My money is on electrical, not fuel.

If the engine starts, but dies every time you take your hand off the
ignition switch, it is likely to be an open ballast resistor or a failure
of the switch to energize the run circuit that bypasses the ballast.  If
it continues to run sometimes but not others, it could be an intermittant
connection in the run circuit, and again I would suspect the switch itself
first.  If it always starts, and always runs, but badly, it might be a
high resistance connection in the run circuit, or a ballast resistance
that has become high but not infinite (sounds improbable, but I suppose it
could happen).  See also condensor comment below.

Try running a wire from your battery directly to the appropriate coil
terminal, thus bypassing the ballast resistance, and see if the car runs
well.  Not a permanent solution, because the coil will not like the
permanent high primary current.  If this works, see coil comment below
before tearing out wires.

> can give one.  Sometimes the engine seems to completely die briefly,
> other times it seems to continue to run but very poorly as if it was
> only firing on one or two cylinders.  Sometimes it does act like it's
> flooded.  I recall a Plymouth Barracuda I once owned sounding similar
> when the choke stuck on.  Sometimes the problem persists for a while,

Similar symptoms can be caused caused by a failing condensor in a
conventional distributor.  Most people have never experienced a really bad
condensor, so don't recognize the symptoms.  I got used to it when my model
A fords used to fry them all the time during Missouri summers.  The engine
would run, albeit badly and with no power. 

> ignition key is turned off (even removed), the ignition waning lamp
> glows dimly.  When the key is in the on-position the lamp goes off.  If

> daylight, but I forgot.  I think it's just a faulty switch but it could
> also be related to the running problem somehow. 

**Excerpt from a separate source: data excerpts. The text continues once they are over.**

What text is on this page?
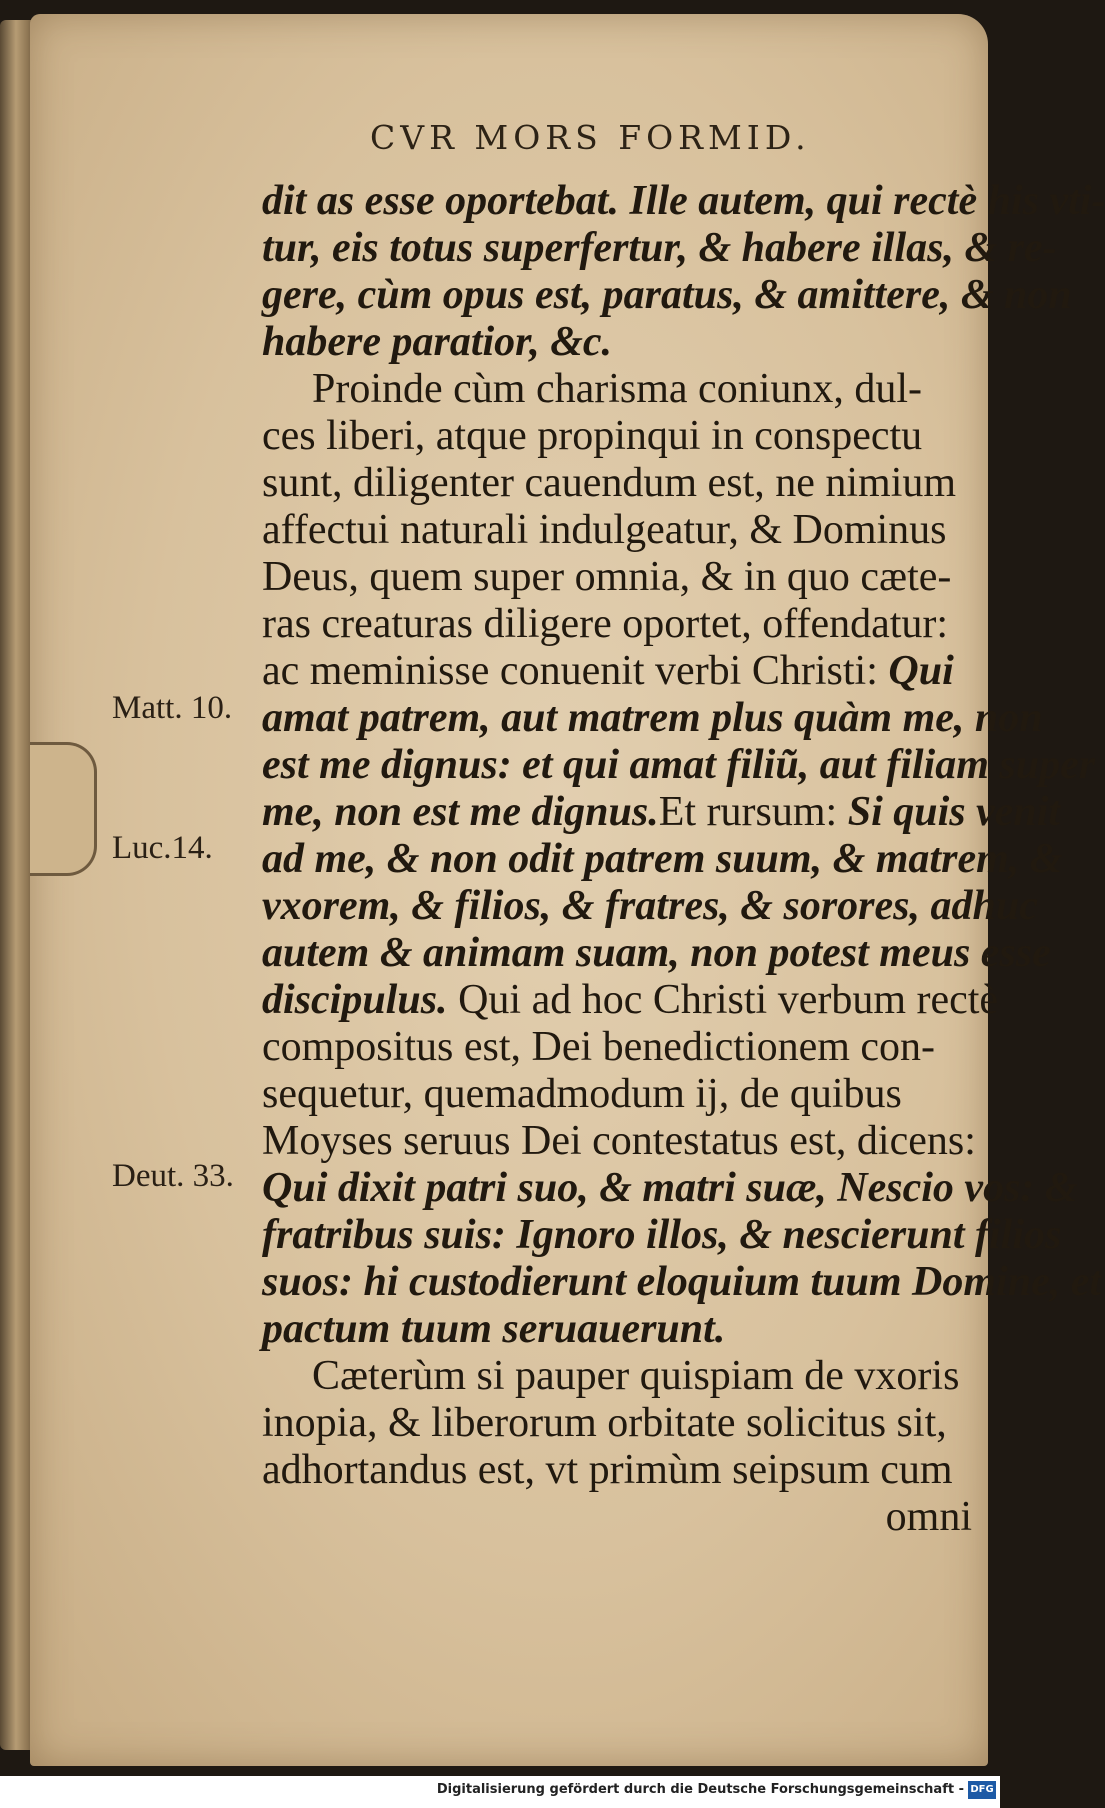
CVR MORS FORMID.
dit as esse oportebat. Ille autem, qui rectè his vti-
tur, eis totus superfertur, & habere illas, & re-
gere, cùm opus est, paratus, & amittere, & non
habere paratior, &c.
Proinde cùm charisma coniunx, dul-
ces liberi, atque propinqui in conspectu
sunt, diligenter cauendum est, ne nimium
affectui naturali indulgeatur, & Dominus
Deus, quem super omnia, & in quo cæte-
ras creaturas diligere oportet, offendatur:
ac meminisse conuenit verbi Christi: Qui
amat patrem, aut matrem plus quàm me, non
est me dignus: et qui amat filiũ, aut filiam super
me, non est me dignus.Et rursum: Si quis venit
ad me, & non odit patrem suum, & matrem, &
vxorem, & filios, & fratres, & sorores, adhuc
autem & animam suam, non potest meus esse
discipulus. Qui ad hoc Christi verbum rectè
compositus est, Dei benedictionem con-
sequetur, quemadmodum ij, de quibus
Moyses seruus Dei contestatus est, dicens:
Qui dixit patri suo, & matri suæ, Nescio vos: &
fratribus suis: Ignoro illos, & nescierunt filios
suos: hi custodierunt eloquium tuum Domine, et
pactum tuum seruauerunt.
Cæterùm si pauper quispiam de vxoris
inopia, & liberorum orbitate solicitus sit,
adhortandus est, vt primùm seipsum cum
omni
Matt. 10.
Luc.14.
Deut. 33.
Digitalisierung gefördert durch die Deutsche Forschungsgemeinschaft - DFG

Could be.  Back to the ballast resistor thread.  I suspect the switch has
a start and a run connection (energizing the circuit with the ballast) on
the back. If the run connection is not made reliably, the car may start
perfectly but run badly. 

> The ballast resistor appears to be an integral part of the wiring
> between the ignition switch and the coil.  At least that's my best

Bummer.  Harder to fix if broken than a separate resistor.  But make sure
it is not internal in the coil (suspect that if there are three primary
terminals on the coil).  I think there are coils with internal ballasts.

Finally, suspect the coil.  It might have an internal fault such that it
can operate on 12v, but not on less.  

Now that I think about it, my Sprite must not have any ballast.  Is that
because british cars are not expected to start?